The cost associated with such a test is arguably expected to be high, since it is likely to involve complex laboratory procedures, reagents, and equipment as well as specialized and highly trained laboratory officers. Yet, the high throughput and high volume of testing required for population surveillance interventions is expected to drive the cost of such test down to an acceptable 1.0 USD end-user price per sample (minimal requirement). The optimal value was set one order of magnitude below this, at 0.1 USD, which might be achievable for a test relying on simpler procedure and limiting the sample processing steps.

Discussion

We present here the first consensus TPPs for P. vivax specific diagnostic tests to address the particular needs for the control and elimination of malaria due to this species. A summary of key characteristics is given in the main text (Table 2) and complete TPPs are specified in the supplementary material section (S2 to S4 Tables). Consensus-based review and discussion exercises of a large group of experts in the field guided the development of key characteristics. In this report, we describe important biological specificities of P. vivax and outline in a detailed manner the diagnostic needs associated with this malaria species. TPPs have been deliberately developed in a platform and technology-independent manner so that the capacity of diagnostic solutions based on any existing or new technology to fit with these profiles can be evaluated. These include (i) TPPs for the parasitological confirmation of suspected cases in clinical settings (PvA), (ii) the detection of a large number of infections, regardless of symptoms for reactive and proactive interventions (PvB1) and (iii) the identification of the majority of current or recent past infections for population-based “surveillance-response”, i.e. an active/passive surveillance strategy that calls for response packages tailored to the respective endemic settings (PvB2). P. vivax, on average, has lower parasite densities than P. falciparum, placing an extra challenge on the analytical sensitivity requirements of P. vivax diagnostic tests. Another key characteristic of P. vivax is the existence of hypnozoites, which requires complex and potentially toxic treatment to be deployed to achieve radical cure. The haemolytic toxicity risk associated with primaquine requires a G6PD test to rule out significant deficiency in this enzyme before initiating a treatment course. G6PD testing should be an integral component of the management of P. vivax infection, and accurate tests to detect its deficiency are required. TPPs for G6PD deficiency testing have been previously defined by a group of experts and are publicly available [50]. The need for better G6PD tests has been previously recognized and a new point-of-care test is showing promising results [5154]. With the development of improved G6PD tests, the opportunity of combination test to concomitantly detect P. vivax blood-stage infections and determine the G6PD status of the host should be considered from a technological and cost-effective point-of-view.
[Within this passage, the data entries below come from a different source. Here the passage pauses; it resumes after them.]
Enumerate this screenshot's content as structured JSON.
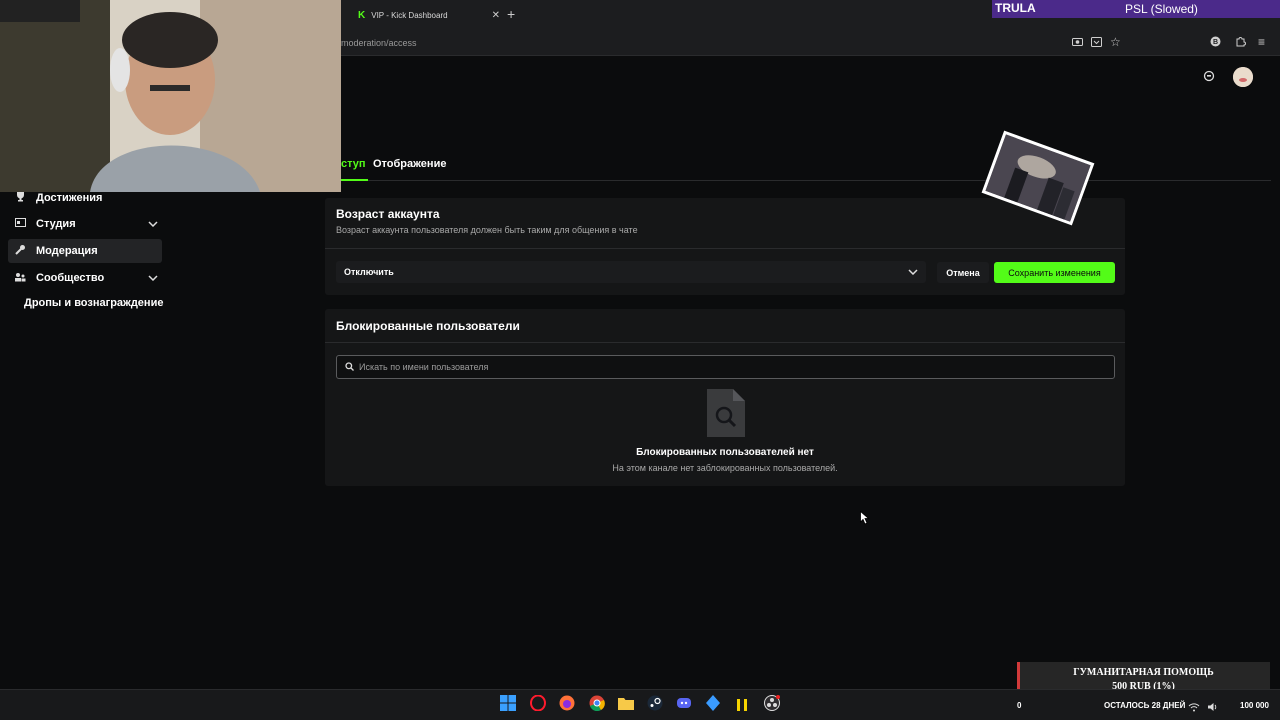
{
  "browser": {
    "tab_title": "VIP - Kick Dashboard",
    "tab_icon": "K",
    "new_tab": "+",
    "close": "✕",
    "url": "moderation/access"
  },
  "overlay": {
    "logo": "TRULA",
    "song": "PSL (Slowed)"
  },
  "tabs": {
    "access": "ступ",
    "display": "Отображение"
  },
  "sidebar": {
    "items": [
      {
        "label": "Достижения",
        "icon": "trophy-icon"
      },
      {
        "label": "Студия",
        "icon": "studio-icon"
      },
      {
        "label": "Модерация",
        "icon": "wrench-icon"
      },
      {
        "label": "Сообщество",
        "icon": "community-icon"
      }
    ],
    "drops": "Дропы и вознаграждение"
  },
  "account_age": {
    "title": "Возраст аккаунта",
    "description": "Возраст аккаунта пользователя должен быть таким для общения в чате",
    "selected": "Отключить",
    "cancel": "Отмена",
    "save": "Сохранить изменения"
  },
  "blocked": {
    "title": "Блокированные пользователи",
    "search_placeholder": "Искать по имени пользователя",
    "empty_title": "Блокированных пользователей нет",
    "empty_desc": "На этом канале нет заблокированных пользователей."
  },
  "donation": {
    "title": "ГУМАНИТАРНАЯ ПОМОЩЬ",
    "amount": "500 RUB (1%)",
    "start": "0",
    "remaining": "ОСТАЛОСЬ 28 ДНЕЙ",
    "goal": "100 000"
  },
  "colors": {
    "accent": "#53fc18",
    "background": "#0b0c0d",
    "card": "#151617"
  }
}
The persistence and reactivation of hypnozoites is one of the main drivers of the resilience of P. vivax to antimalarial interventions. Developing a specific hypnozoite test is widely regarded as an extremely challenging technical task. It would require the ability of a test to detect a very small number of metabolically inactive, or poorly active parasites, sequestered in the liver. Despite the theoretical advances of such a test, the group did not consider such a test to be crucial in achieving elimination as indirect diagnostic approaches might be more promising. This is because a P. vivax blood stage infections can be assumed with a high probability to be also associated with residual hypnozoite infections. Hence, the detection of low blood-stage parasitaemia (PvB1) together with the potential detection of past recent infections (PvB2) would appear to be a more promising avenue to identify most hypnozoite carriers. Alternatively the likelihood that hypnozoites would ultimately lead to new blood stage infections suggests that it might be sufficient to sustain diagnostic efforts to detect blood stage parasites and guide the administration of radical cure for the eventual removal of hypnozoites from all carriers. This approach would however require intense, long-lasting and costly surveillance efforts to be implemented and might require to specifically target the population most at risk of P. vivax infection.
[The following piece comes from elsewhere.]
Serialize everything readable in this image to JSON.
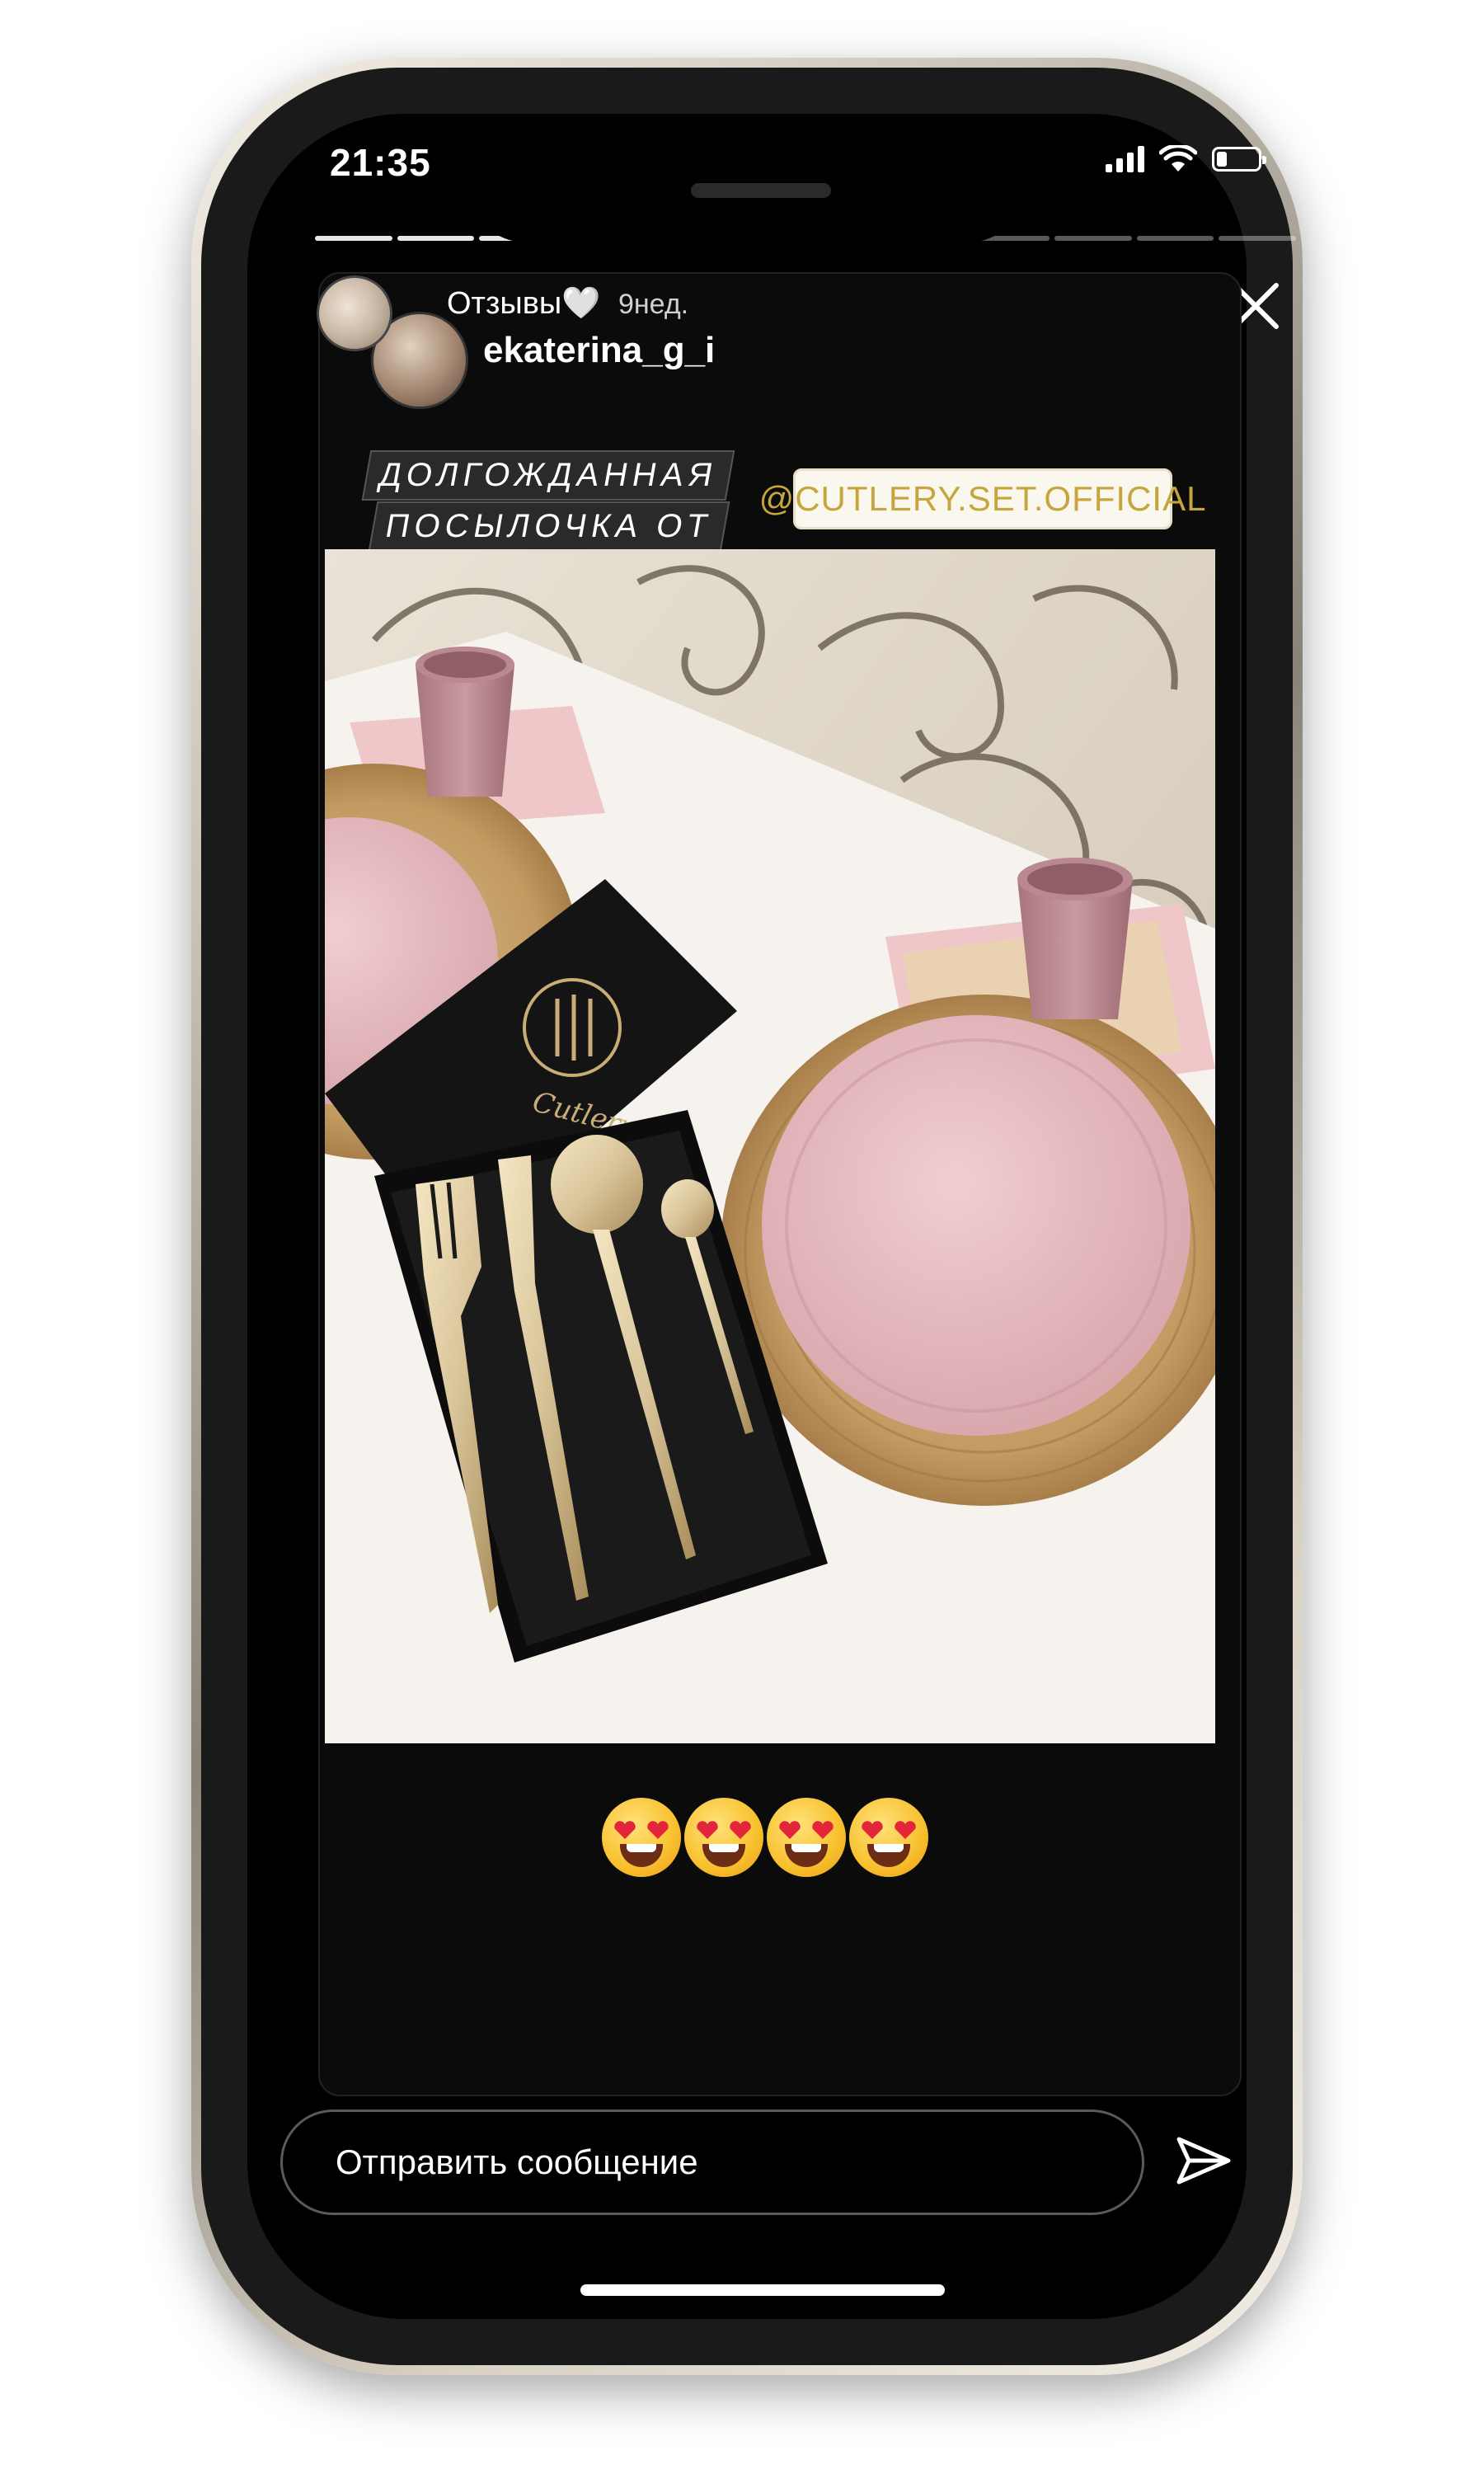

The TPPs defined here are considered to be evolving documents by nature and should stimulate discussions within the malaria community and be periodically revised to ensure that they still represent the actual needs for the diagnosis of P. vivax. These profiles will also serve to evaluate current and future tests, and should facilitate an ongoing discussion on the capacity of these tests to address the existing P. vivax diagnostics gaps. They will also serve to guide innovation and development efforts in areas of greatest need. The first one of these being better tests for the clinical management of P. vivax infections, so that the positive impact that has been observed for affordable high-quality P. falciparum RDTs can also be obtained for P. vivax malaria. Second, highly sensitive point-of-care tests will be needed to support reactive and proactive infection detection strategies through the accurate detection of asymptomatic and low density parasitaemia for those settings where plain MDA will not be adequate, that is in areas of low prevalence, where overtreatment would be unacceptably high, or in areas with a high prevalence of G6PD deficiency. Finally, no control or elimination programme can bypass the need for high quality and highly sensitive prevalence survey data. While high-performance but also high-cost and high technology NAAT approaches exist, cheaper and more standardized solutions are needed.
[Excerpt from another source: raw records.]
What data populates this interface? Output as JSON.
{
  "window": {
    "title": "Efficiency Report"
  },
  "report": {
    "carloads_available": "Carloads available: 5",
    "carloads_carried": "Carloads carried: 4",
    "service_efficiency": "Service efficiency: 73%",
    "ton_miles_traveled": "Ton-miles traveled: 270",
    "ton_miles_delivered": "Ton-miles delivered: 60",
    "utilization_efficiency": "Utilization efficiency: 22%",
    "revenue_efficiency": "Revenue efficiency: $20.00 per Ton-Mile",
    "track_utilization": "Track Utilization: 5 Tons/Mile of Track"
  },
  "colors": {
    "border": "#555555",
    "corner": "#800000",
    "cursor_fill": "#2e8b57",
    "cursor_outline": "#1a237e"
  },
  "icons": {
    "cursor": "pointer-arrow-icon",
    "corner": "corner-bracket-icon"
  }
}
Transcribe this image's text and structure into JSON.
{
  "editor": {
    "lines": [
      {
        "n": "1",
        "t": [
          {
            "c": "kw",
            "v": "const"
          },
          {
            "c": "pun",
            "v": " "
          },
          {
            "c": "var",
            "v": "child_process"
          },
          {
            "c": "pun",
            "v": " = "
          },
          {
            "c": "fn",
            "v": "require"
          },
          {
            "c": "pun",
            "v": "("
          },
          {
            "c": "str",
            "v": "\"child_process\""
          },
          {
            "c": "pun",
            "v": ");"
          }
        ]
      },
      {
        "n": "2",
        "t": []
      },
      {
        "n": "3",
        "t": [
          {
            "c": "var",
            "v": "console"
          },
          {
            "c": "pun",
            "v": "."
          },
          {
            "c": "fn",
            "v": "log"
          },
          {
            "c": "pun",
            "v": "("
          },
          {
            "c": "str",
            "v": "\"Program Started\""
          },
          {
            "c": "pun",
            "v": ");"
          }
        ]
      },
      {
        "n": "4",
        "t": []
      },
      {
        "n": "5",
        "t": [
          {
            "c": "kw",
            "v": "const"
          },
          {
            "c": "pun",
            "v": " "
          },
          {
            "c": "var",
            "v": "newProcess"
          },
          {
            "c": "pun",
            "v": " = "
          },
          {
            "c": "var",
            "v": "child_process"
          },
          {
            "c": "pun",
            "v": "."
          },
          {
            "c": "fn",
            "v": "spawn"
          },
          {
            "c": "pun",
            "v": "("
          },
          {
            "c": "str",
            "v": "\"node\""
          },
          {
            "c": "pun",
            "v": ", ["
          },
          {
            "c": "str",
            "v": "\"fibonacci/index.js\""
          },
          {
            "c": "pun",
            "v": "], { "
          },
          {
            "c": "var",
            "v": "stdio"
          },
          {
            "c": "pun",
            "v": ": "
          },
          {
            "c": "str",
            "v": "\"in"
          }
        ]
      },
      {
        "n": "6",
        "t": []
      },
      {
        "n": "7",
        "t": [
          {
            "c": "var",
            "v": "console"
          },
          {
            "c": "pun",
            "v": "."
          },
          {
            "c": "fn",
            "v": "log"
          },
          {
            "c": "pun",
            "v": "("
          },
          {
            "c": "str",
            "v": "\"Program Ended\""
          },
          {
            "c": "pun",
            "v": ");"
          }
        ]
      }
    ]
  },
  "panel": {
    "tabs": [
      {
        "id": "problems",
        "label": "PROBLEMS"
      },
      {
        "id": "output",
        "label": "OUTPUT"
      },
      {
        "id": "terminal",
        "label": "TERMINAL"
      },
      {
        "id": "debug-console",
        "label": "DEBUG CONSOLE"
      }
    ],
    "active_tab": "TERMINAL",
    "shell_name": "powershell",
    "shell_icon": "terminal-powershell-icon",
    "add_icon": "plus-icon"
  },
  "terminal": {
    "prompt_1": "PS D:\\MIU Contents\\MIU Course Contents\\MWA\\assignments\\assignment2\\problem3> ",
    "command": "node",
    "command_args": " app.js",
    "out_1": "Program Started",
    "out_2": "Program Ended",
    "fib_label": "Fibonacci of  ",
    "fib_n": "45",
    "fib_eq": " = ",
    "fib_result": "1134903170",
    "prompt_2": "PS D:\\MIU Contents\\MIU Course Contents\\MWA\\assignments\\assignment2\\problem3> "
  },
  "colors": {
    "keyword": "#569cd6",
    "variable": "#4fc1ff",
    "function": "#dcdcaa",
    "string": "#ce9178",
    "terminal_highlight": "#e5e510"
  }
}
The limitations of the TPPs are directly linked with those of our knowledge on P. vivax malaria. For instance, more research is clearly needed on the epidemiology of asymptomatic P. vivax infections. While this parasite population has been described in South East-Asia [42], similar quantitative investigations are lacking in other settings. Similarly, a better understanding of the prevalence and distribution of P. vivax in sub-Saharan Africa [55], a place from which this species was historically thought to be mostly absent, is needed. Research is also needed for the potential identification of serological biomarker which could facilitate the detection of recent past infections. In addition, cost-effectiveness studies of current diagnostics and interventions are required to guide improvements and definition of parameter to measure impact.

Since more international organizations are becoming aware of the significant and specific role played by P. vivax malaria, we think that this initial set of P. vivax specific diagnostic TPPs highlights particular diagnostic gaps and defines specific parameters that may guide the global health community to address these needs coherently and thus contribute to the ongoing successful control and elimination efforts.

Disclaimer

The views and opinions expressed in this article are consensus views and opinions from all individual authors and do not necessarily reflect the official policy or position of any of the authors institutions.

Supporting information

S1 Table. Summary of existing malaria diagnostic TPPs.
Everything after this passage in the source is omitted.